Wall Street tumbles amid coronavirus pandemic as investors brace for dour earnings
The New York Stock Exchange is seen on Wall Street in New York City, March 23, 2020. (AFP Photo)


Wall Street's main indexes slipped Monday as corporate America launches into what is expected to be a painful quarterly earnings season due to the coronavirus pandemic.

JPMorgan Chase & Co. and Wells Fargo & Co. will kick off the reporting season Tuesday, with analysts expecting an uptick in trading revenue to be offset by declines in other businesses and a bleak outlook for the rest of 2020.

The S&P banking subsector shed 2.5%, while the broader financial sector dragged on the benchmark S&P 500 with a 2.4% fall.

Overall, earnings for S&P 500 firms are expected to tumble 9.0% in the first quarter, compared with a Jan. 1 forecast of a 6.3% rise, before plummeting 20.7% in the second quarter as sweeping lockdowns halt business activity and spark furloughs.

"We're bracing for one of the worst earnings seasons in recent history," said Jesse Cohen, senior analyst at financial markets platform Investing.com.

The S&P 500 has recovered about 26% since hitting a three-year low in March, powered by aggressive U.S. monetary and fiscal stimulus and early signs of a potential peaking in U.S. coronavirus cases, but remains about 18% below its mid-February record high amid fears of a deep global recession.

"The raft of stimulus from the Federal Reserve has distorted stock prices, which have become disconnected from fundamentals. Combined with the bleak second-quarter data expected to come this month, there is definitely room for more downside," Cohen said.

U.S. jobless claims topped a staggering 16 million in the three weeks to April 4 and economists expect job losses of up to 20 million this month, as entire sectors shut down to try and contain the pandemic.

The outbreak could reach its U.S. peak this week, a top health official said on Monday, as the White House considers when and how to lift stay-at-home restrictions.

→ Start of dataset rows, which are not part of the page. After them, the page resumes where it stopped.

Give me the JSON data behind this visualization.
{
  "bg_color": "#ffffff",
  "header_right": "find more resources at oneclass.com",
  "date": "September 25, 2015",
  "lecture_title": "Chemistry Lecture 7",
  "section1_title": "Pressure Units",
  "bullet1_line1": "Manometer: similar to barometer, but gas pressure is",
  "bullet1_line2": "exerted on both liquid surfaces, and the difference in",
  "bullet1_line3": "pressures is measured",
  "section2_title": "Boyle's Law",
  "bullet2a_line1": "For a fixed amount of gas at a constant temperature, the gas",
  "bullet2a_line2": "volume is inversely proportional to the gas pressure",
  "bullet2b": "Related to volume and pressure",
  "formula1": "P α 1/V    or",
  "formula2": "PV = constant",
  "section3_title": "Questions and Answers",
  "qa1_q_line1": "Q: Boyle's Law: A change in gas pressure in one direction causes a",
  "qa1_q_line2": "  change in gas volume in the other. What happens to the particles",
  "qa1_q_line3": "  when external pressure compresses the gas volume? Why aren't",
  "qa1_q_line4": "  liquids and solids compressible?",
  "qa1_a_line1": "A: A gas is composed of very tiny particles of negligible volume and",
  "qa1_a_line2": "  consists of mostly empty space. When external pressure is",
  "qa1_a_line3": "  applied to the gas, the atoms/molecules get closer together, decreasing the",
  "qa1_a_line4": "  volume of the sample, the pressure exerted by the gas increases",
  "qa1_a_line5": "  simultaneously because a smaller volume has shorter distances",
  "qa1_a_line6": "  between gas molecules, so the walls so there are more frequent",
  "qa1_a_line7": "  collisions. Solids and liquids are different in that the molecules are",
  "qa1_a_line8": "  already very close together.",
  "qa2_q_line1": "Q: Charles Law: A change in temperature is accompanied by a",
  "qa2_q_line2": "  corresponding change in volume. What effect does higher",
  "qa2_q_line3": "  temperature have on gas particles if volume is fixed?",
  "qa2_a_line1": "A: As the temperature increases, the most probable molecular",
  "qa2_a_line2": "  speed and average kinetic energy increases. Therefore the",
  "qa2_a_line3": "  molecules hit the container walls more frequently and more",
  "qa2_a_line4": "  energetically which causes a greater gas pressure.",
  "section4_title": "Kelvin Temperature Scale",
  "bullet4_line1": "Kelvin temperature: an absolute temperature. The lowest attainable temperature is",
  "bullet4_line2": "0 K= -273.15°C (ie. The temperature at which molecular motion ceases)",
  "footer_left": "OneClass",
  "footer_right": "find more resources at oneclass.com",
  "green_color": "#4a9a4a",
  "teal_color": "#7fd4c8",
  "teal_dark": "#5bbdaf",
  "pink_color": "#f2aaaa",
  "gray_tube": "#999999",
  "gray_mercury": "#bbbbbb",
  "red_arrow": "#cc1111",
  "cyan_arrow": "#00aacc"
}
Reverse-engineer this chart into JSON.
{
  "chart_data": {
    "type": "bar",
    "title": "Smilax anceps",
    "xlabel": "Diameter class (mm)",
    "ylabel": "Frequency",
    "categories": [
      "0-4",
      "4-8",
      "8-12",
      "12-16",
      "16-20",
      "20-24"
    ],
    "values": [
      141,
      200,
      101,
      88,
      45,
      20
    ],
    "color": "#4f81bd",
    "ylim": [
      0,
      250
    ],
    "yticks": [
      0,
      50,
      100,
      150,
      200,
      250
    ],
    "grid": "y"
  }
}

"It's becoming clear that reaching the virus crescendo does not automatically translate into a timeline for when an economy will re-open," said Marios Hadjikyriacos, investment analyst at online broker XM in Cyprus.

At 10:08 a.m. ET, the Dow Jones Industrial Average was down 295.12 points, or 1.24%, at 23,424.25, the S&P 500 was down 31.30 points, or 1.12%, at 2,758.52 and the Nasdaq Composite was down 35.15 points, or 0.43%, at 8,118.42.

Energy stocks gained 1.4% following a record oil output cut.

Dish Network Corp shed 3.5% as it announced layoffs and said it was re-evaluating its business to cope better with the fallout from the coronavirus outbreak.

Ford Motor Co. fell 3.7% after the carmaker projected quarterly adjusted loss before interest and taxes to be about $600 million, compared with a profit of $2.4 billion a year earlier.

Declining issues outnumbered advances more than 3-to-1 on the NYSE and 2-to-1 on the Nasdaq.

The S&P index recorded two new 52-week highs and no new lows, while the Nasdaq recorded seven new highs and four new lows.